Re: [TTL] Standardizing N-Triples from Peter Frederick Patel-Schneider on 2011-04-04 (public-rdf-wg@w3.org from April 2011)

From: Peter Frederick Patel-Schneider <pfps@research.bell-labs.com>
Date: Mon, 4 Apr 2011 08:17:10 -0400
To: <steve.harris@garlik.com>
CC: <eric@w3.org>, <andy.seaborne@epimorphics.com>, <nathan@webr3.org>, <alexhall@revelytix.com>, <richard@cyganiak.de>, <public-rdf-wg@w3.org>
Message-ID: <20110404.081710.1168528961674657838.pfps@research.bell-labs.com>

From: Steve Harris <steve.harris@garlik.com>
Subject: Re: [TTL] Standardizing N-Triples
Date: Sun, 3 Apr 2011 05:24:18 -0500

> On 2011-04-02, at 21:28, Eric Prud'hommeaux wrote:
>>> The relative IRI thing can be achieved by using and serving up
>>> Turtle.
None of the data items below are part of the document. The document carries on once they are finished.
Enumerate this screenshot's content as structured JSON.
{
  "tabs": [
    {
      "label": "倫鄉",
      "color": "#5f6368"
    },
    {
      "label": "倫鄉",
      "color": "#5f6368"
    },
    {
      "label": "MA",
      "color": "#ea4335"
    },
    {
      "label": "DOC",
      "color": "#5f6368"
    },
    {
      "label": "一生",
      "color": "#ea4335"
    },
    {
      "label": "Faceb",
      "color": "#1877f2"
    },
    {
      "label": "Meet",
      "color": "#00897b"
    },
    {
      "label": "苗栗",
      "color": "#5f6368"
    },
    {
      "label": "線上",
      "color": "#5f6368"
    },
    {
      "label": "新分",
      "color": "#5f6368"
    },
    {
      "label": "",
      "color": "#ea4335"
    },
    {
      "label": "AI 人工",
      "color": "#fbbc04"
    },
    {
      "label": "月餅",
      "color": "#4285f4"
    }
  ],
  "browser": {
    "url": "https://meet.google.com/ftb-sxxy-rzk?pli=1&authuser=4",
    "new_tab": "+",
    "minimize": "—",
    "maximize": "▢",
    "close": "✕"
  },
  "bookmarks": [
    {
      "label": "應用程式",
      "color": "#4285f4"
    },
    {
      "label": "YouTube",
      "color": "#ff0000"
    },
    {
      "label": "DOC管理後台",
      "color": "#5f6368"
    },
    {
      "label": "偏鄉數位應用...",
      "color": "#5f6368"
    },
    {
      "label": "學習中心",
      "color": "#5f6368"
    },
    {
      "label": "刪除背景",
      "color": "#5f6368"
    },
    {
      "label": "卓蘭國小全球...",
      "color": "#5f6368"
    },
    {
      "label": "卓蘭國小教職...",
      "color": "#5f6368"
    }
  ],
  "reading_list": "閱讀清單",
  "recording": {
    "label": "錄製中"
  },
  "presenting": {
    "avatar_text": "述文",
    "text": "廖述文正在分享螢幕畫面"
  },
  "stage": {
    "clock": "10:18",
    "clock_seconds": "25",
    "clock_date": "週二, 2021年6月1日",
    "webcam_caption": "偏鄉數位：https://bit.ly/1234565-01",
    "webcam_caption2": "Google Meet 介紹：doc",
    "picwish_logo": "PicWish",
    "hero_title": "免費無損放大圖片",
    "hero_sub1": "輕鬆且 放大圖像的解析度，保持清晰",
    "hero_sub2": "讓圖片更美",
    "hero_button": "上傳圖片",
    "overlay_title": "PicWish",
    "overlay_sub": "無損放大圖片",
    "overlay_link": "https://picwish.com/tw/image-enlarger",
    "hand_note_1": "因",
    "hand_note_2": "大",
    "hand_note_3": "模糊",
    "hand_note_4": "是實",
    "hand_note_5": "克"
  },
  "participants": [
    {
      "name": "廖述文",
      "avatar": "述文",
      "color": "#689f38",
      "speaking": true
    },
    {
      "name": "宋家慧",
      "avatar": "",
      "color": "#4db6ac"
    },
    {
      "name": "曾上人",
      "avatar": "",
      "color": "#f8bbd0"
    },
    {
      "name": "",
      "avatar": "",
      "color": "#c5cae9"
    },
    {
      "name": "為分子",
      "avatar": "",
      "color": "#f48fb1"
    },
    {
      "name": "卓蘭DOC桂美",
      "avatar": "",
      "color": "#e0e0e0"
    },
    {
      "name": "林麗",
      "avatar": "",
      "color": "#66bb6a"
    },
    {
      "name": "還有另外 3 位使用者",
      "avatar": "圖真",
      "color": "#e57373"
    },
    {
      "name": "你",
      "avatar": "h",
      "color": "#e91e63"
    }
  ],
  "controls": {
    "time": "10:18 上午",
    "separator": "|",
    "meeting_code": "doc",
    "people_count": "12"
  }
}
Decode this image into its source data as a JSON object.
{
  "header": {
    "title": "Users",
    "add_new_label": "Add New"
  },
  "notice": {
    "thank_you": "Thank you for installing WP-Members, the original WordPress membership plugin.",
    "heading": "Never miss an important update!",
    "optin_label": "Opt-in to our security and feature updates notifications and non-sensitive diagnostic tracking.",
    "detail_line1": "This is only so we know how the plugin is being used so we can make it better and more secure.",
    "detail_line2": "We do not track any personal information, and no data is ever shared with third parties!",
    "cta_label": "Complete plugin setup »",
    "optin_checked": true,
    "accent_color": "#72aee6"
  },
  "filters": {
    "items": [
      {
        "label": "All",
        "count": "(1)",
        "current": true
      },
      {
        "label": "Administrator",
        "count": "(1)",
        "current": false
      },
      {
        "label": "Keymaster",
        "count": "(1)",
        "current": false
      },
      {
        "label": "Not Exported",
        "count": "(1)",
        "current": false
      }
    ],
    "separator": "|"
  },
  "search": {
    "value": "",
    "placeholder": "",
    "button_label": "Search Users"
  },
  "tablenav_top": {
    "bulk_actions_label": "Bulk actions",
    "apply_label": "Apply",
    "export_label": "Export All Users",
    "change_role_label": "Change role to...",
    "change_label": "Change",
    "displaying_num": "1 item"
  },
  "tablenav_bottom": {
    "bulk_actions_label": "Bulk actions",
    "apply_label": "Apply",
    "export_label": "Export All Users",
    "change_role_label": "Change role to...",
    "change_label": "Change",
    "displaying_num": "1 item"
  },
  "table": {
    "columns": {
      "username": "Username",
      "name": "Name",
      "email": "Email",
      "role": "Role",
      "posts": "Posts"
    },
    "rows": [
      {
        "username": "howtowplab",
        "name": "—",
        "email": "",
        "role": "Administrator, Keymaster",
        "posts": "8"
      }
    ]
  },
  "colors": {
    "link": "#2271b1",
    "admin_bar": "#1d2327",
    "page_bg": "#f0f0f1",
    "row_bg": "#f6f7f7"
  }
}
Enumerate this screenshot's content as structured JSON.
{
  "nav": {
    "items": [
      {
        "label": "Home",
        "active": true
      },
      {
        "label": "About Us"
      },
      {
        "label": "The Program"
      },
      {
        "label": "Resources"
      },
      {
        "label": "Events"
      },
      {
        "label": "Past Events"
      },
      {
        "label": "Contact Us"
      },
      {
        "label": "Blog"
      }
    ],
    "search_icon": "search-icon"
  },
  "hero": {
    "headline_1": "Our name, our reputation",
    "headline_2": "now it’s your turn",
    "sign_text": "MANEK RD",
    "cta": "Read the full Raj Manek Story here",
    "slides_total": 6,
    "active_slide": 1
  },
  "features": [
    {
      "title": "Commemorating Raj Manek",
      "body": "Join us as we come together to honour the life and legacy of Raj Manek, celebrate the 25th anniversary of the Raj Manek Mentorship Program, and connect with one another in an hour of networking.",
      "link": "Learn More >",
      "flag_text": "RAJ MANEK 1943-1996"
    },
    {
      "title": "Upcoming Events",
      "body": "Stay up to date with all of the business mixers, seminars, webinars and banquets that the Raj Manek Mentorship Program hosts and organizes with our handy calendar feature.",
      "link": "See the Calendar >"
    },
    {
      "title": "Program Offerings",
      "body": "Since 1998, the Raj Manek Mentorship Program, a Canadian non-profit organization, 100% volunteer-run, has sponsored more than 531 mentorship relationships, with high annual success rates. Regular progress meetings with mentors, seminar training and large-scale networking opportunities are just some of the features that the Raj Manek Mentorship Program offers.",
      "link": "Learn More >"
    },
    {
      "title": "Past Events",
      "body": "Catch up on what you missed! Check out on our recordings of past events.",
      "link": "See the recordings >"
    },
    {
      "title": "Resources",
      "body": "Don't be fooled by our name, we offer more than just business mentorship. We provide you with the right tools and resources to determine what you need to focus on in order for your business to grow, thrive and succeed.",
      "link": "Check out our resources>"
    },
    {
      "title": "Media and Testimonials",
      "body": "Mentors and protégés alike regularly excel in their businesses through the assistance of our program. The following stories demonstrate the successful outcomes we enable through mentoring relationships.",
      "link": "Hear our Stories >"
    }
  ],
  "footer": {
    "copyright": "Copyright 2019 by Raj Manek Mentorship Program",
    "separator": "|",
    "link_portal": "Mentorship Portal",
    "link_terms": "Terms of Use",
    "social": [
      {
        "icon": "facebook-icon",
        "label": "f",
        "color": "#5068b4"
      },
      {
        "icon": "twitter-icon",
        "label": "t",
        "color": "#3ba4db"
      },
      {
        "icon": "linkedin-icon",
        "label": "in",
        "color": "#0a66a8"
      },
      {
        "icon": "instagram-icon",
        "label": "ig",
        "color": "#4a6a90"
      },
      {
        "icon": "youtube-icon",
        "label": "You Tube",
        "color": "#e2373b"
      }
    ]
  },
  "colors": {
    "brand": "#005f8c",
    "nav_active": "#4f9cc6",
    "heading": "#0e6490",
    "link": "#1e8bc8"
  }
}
We could therefore keep N-triples with a design centered on
>>> a dump format, and sticking to only absolute IRIs makes sense there
>>> to "freeze" the data.
>> 
>> It's actually this use case which motivated me to consider the value
>> of transporability. Well, that, plus simple generator scripts (for
>> e.g. dumping a database) which are portable between systems if they
>> don't embed a base IRI. I'm not sure this matters a lot one way or the
>> other; just trying to guess the discriminators which will cause folks
>> to use NTriples.
>> 
>> I'm not actually convinced that it's worth foisting another
>> sublanguage (or profile, if you prefer) on the world. I understand
>> that the principle motivation is the efficiency of dumping an
>> reloading, but I expect that far more clock cycles get introduced
>> responsibly lexing IRIs and unicode literals than by all the rest of
>> productions which distinguish turtle from ntriples.
> 
> I have to disagree. I've not built a full Turtle parser myself, but
>I've built an N-Triples one, and a good portion of a Turtle one (both
>by hand, not with a compiler-compiler), and the N-Triples one is
>significantly more efficient, per triple.  
> 
> As further evidence the raptor N-Triples parser is also significantly
>faster per triple than the Turtle one. 
> 
> The fact that people are using N-Triples in preference to Turtle for
>large dumps currently seems like good evidence that it is useful for
>some cases. 
> 
> - Steve

I would like to see this sort of argument backed up with numbers
including all costs, such as I/O.  Ideally, such arguments should come
with code, so that the quality of the implementation can be checked. 

peter

Received on Monday, 4 April 2011 12:18:45 UTC